Dans un contexte international marqué par le réalisme politique, les puissances occidentales applaudiront sans doute leur allié local, un pouvoir qui continue d’exploiter et de brader les ressources du pays pour leurs propres intérêts stratégiques au détriment de la population.
Par ailleurs, le contraste entre le train de vie ostentatoire des dirigeants et les conditions de vie précaires de nombreux citoyens renforce le sentiment d’injustice. Cette mise en scène du pouvoir, marquée par le luxe et la proximité familiale au sommet de l’État, souligne davantage les dérives d’un système où la gouvernance apparaît comme une affaire privée.
Le couronnement a révélé une indécence flagrante dans l’affichage du luxe des dirigeants congolais, tandis que le peuple souffre dans une misère indescriptible. Notre nouveau souverain, couronné par son ministre de l’Intérieur, un membre de sa famille, incarne un système politique où la famille et les cercles proches du pouvoir priment. L’unité nationale est absente, un système ne valorisant plus le travail et le mérite s’est installé, tandis que les promesses d’émergence demeurent sans effet.

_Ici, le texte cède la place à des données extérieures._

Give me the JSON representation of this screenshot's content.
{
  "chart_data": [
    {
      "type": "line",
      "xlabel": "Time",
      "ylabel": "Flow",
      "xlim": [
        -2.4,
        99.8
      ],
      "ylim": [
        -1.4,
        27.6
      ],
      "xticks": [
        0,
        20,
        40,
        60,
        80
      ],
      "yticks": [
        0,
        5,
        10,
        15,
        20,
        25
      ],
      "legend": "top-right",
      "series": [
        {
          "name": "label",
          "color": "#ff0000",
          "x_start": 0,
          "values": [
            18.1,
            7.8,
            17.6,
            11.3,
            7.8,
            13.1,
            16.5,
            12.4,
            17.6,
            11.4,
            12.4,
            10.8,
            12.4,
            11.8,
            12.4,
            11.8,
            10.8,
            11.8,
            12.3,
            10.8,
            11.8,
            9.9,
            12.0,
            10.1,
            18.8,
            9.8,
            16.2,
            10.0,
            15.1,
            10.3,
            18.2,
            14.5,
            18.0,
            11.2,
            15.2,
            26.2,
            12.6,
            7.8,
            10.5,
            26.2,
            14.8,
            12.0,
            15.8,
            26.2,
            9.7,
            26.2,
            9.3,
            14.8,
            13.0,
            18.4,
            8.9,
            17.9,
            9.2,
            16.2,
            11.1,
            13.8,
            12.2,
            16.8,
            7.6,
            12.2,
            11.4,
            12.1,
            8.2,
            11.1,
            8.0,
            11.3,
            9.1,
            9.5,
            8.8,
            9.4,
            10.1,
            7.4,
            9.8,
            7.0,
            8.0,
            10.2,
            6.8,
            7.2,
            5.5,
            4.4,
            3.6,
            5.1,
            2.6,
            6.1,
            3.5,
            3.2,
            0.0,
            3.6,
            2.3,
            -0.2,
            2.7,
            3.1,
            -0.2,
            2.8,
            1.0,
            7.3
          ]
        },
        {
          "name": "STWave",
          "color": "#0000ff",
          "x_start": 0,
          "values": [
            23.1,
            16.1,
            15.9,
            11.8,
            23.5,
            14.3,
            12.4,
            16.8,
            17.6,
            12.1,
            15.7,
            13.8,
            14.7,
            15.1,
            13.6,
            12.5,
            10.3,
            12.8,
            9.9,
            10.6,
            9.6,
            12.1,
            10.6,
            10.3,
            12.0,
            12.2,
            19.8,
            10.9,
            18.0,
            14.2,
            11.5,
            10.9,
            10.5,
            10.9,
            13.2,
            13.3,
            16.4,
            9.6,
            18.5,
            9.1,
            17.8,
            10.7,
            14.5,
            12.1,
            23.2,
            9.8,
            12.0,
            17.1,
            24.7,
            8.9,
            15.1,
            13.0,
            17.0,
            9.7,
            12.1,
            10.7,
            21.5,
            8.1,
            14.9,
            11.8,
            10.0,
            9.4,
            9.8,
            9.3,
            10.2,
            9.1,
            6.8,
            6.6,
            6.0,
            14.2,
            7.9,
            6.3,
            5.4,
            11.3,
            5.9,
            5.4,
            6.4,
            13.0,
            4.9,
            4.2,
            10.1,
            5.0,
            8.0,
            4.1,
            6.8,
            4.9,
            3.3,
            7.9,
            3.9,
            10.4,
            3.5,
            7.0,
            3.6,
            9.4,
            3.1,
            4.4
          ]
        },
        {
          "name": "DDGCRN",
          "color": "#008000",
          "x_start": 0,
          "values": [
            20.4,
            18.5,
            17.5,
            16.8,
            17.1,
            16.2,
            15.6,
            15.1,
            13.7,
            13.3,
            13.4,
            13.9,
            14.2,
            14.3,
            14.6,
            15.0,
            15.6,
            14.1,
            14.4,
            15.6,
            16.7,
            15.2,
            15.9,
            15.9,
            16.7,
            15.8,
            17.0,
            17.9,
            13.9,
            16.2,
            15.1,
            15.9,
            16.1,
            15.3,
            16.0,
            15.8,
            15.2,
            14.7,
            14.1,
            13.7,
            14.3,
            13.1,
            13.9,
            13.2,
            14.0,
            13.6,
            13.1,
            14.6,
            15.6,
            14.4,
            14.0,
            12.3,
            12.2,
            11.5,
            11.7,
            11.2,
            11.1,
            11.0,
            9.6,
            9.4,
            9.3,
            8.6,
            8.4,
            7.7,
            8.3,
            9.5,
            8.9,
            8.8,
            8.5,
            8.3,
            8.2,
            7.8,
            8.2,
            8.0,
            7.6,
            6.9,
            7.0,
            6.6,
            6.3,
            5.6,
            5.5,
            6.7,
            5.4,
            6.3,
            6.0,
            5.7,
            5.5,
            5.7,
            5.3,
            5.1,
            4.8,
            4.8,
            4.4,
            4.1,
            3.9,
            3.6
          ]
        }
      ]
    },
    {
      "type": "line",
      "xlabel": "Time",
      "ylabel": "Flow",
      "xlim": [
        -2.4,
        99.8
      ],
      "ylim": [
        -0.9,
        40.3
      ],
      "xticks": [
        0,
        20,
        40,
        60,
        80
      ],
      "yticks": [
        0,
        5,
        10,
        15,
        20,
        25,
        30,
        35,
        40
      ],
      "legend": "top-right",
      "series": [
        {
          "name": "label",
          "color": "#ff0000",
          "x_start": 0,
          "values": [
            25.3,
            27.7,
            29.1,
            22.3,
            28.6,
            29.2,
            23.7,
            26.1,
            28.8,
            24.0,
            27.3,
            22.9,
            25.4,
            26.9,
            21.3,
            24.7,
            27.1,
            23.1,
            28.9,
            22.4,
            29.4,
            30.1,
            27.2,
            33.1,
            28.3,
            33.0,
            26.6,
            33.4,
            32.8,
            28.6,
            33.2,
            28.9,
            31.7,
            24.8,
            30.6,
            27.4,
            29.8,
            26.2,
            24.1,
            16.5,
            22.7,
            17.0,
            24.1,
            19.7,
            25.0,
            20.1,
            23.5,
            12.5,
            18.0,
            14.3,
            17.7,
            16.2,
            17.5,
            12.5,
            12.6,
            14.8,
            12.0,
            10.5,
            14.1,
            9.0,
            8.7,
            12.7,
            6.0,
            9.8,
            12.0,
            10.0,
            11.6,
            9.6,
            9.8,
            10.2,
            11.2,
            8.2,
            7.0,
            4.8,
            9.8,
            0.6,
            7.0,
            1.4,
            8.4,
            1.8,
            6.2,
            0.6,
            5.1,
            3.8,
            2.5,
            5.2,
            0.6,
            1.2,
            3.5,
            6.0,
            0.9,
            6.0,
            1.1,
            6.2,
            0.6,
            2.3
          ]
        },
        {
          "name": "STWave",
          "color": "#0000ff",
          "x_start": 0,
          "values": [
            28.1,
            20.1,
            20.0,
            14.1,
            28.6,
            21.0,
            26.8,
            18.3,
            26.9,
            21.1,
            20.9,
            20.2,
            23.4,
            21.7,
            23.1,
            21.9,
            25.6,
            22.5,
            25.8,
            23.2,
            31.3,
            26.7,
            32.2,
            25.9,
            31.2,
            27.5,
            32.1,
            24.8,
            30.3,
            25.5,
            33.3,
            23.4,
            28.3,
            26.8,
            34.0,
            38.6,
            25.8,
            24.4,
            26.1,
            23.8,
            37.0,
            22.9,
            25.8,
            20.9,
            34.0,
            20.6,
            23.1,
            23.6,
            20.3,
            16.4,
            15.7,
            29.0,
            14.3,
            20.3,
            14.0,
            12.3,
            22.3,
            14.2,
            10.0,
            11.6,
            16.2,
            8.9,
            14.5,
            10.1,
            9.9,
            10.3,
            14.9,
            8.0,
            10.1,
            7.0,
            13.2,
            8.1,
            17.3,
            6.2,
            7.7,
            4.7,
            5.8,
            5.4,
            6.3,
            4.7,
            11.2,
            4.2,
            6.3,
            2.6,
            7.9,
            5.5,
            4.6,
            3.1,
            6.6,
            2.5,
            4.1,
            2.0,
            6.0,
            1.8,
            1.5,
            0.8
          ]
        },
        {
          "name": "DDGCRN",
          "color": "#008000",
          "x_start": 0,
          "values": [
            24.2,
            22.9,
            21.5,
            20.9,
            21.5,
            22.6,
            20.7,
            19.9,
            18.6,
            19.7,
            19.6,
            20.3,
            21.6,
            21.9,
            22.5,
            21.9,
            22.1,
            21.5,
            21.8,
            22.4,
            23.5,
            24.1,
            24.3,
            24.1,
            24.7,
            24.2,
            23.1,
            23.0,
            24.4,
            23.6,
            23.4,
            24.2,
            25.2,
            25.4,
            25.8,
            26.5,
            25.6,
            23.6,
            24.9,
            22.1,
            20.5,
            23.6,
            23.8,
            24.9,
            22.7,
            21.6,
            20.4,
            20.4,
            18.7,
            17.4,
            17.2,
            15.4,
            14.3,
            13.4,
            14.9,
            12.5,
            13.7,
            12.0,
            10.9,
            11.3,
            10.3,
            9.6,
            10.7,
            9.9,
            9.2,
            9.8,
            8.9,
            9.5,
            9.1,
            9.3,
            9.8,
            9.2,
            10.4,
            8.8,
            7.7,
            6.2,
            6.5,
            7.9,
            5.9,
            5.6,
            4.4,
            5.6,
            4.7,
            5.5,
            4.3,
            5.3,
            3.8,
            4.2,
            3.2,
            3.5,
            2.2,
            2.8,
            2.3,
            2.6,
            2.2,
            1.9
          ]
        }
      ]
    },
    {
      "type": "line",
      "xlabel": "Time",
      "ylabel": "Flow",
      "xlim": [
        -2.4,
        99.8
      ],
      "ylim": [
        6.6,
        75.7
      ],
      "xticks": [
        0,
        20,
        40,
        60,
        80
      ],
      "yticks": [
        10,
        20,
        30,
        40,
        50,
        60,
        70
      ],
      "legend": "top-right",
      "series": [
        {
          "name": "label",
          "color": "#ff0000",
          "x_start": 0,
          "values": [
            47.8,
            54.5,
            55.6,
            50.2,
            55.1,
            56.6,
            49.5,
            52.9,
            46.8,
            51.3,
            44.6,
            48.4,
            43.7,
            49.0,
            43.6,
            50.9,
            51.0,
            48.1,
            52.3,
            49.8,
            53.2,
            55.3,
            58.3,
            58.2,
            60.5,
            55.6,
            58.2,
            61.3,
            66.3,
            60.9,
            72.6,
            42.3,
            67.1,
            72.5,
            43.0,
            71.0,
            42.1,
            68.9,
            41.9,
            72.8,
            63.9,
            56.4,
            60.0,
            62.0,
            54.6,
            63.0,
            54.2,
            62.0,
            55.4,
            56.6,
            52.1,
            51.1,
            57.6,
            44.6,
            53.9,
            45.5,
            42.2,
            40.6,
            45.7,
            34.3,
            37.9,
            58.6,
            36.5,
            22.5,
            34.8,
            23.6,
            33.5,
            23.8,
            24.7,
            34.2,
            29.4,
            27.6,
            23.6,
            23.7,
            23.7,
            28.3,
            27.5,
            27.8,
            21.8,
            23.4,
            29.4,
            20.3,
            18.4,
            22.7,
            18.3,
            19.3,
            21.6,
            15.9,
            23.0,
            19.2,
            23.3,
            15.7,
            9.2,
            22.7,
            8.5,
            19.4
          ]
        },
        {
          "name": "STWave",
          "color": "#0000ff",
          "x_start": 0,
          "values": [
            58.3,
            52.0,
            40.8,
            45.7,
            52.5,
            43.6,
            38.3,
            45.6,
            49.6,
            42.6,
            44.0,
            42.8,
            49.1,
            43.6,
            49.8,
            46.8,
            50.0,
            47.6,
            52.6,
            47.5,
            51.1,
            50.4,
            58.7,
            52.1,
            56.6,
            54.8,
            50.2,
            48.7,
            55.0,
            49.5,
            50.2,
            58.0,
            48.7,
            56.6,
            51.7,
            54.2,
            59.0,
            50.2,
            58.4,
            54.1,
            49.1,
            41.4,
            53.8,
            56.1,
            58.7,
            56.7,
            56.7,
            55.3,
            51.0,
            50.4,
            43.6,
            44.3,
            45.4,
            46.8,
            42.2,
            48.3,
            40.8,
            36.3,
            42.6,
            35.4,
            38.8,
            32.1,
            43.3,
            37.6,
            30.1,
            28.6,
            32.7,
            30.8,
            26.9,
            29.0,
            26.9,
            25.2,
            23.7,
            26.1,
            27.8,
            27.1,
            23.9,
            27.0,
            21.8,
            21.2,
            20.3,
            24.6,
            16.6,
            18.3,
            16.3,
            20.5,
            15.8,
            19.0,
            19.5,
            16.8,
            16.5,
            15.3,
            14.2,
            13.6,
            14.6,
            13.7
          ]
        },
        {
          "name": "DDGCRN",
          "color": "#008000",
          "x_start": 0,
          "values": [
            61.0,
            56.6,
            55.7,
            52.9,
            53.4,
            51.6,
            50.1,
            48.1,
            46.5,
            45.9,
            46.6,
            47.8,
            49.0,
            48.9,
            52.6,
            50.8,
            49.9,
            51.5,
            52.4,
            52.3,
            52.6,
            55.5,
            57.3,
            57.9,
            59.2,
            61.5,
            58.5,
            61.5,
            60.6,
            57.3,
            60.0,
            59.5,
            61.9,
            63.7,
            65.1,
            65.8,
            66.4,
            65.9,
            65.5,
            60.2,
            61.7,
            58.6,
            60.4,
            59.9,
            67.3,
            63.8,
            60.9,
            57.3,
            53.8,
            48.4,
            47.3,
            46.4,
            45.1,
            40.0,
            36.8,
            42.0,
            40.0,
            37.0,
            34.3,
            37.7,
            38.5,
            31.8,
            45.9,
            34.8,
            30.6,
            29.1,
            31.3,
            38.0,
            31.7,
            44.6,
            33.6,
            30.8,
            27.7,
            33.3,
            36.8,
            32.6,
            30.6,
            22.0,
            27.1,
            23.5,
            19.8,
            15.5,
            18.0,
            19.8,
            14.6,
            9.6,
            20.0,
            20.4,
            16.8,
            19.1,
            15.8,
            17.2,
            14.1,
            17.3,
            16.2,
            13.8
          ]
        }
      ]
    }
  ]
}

Le climat de peur, alimenté par des atteintes graves aux droits humains et marqué par des exécutions extrajudiciaires des jeunes, limite fortement toute contestation interne. Dans ces conditions, dénoncer les dérives du régime peut exposer à des risques considérables pour sa vie. Sous l’empereur Jean-Bedel Bokassa, ce sont les chevaux qui tombaient, mais sous Denis Sassou Nguesso, ce sont les Congolais qui souffrent. Le cynisme face à la vie humaine a atteint des sommets, avec des crimes contre l’humanité qui ne resteront pas impunis. Cependant, le temps est un allié de la justice, et les responsables devront un jour rendre des comptes devant des juridictions compétentes.
Après plus de quatre décennies d’exercice cumulées du pouvoir, le pays semble s’enfoncer dans une forme de gouvernance marquée par le clientélisme, le tribalisme et la concentration des richesses entre les mains d’une minorité. Le Parti congolais du travail (PCT) apparaît, dans ce contexte, comme un instrument au service d’intérêts restreints plutôt qu’un vecteur d’un projet collectif. Ce sectarisme et ce tribalisme ne constituent pas un véritable projet de société, mais une réunion de ceux qui exploitent la République au détriment du peuple.
Pour la jeunesse congolaise, les perspectives restent limitées, notamment en raison de l’accès restreint aux emplois publics et d’une dette croissante insoutenable qui hypothèque leur avenir. La gestion économique et sociale suscite ainsi de nombreuses inquiétudes. Cette situation s’inscrit dans un contexte économique marqué par une forte dépendance aux revenus pétroliers et des contraintes budgétaires importantes, limitant la capacité de l’État à répondre aux besoins sociaux.
Face à cette situation, le peuple congolais se retrouve confronté à ses responsabilités. Les changements ne pourront intervenir sans une prise de conscience collective et un engagement citoyen fort. La politique doit intéresser chacun d’entre nous, car elle concerne la gestion de la cité.
La liberté implique également la responsabilité et la capacité à assumer les risques nécessaires pour la défendre. Dans un tel contexte, un pouvoir centré sur lui-même peine à reconnaître pleinement les aspirations et la dignité du peuple.
Malgré les difficultés, l’espoir subsiste. Une évolution favorable demeure envisageable à condition de consolider l’indépendance des institutions, de mettre en place des mécanismes de transition fiables et de replacer l’intérêt général au cœur de l’action publique. Ce n’est qu’à ce prix que la stabilité politique pourra s’inscrire dans la durée et profiter pleinement à l’ensemble des Congolaises et des Congolais.